MIGRANTI, CENTRO ASTALLI: IL PAESE NON RIESCE AD USCIRE DALLA LOGICA DELL’EMERGENZA

Le conseguenze della pandemia, gli effetti dei decreti sicurezza, il silenzio dei media. Padre Ripamonti: «Il coraggio della pace ha le sue radici in una nuova giustizia. Abbiamo avuto questo coraggio?»
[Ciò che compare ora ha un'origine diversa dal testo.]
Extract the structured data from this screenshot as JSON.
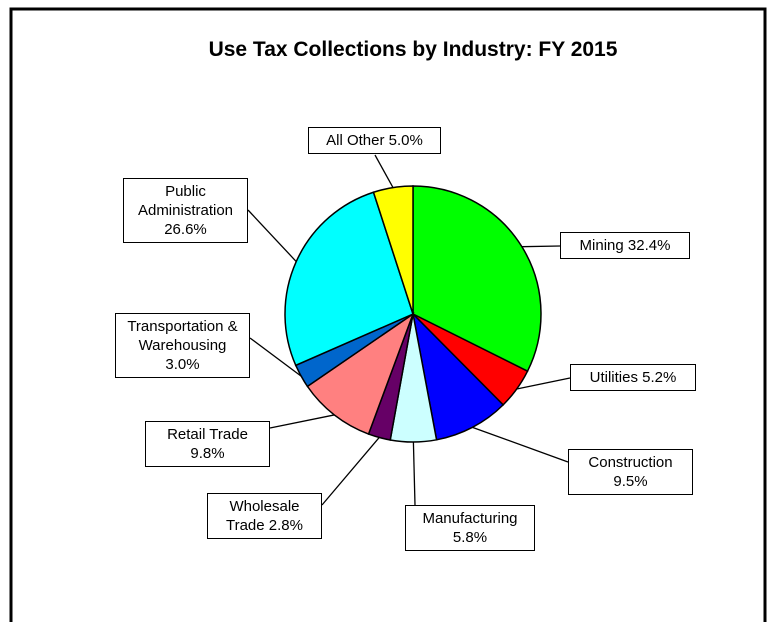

Gli effetti a lungo termine dei decreti sicurezza, la pandemia e la distrazione dei media. Tre elementi che non consentono al Paese di andare oltre la logica dell’emergenza quando si parla di migranti. È il grido d’allarme lanciato dal Centro Astalli, la sede italiana del Servizio dei Gesuiti per i Rifugiati-JRS, realtà impegnata da 40 anni a Roma e a Bologna, Catania, Grumo Nevano, Palermo, Padova, Trento e Vicenza per difendere i diritti di chi arriva in Italia, fuggendo da guerre e violenze. Al Teatro Argentina di Roma è stato presentato il 12 aprile il rapporto annuale 2022 sulle attività del Centro, che parte da un dato su scala internazionale: nel 2021 il numero dei conflitti nel mondo è aumentato. L’UNHCR stima che nel mondo gli sfollati siano stati oltre 84 milioni (con la Siria che detiene ancora il triste primato, 6,7 milioni), in aumento rispetto agli 82,4 milioni di fine 2020.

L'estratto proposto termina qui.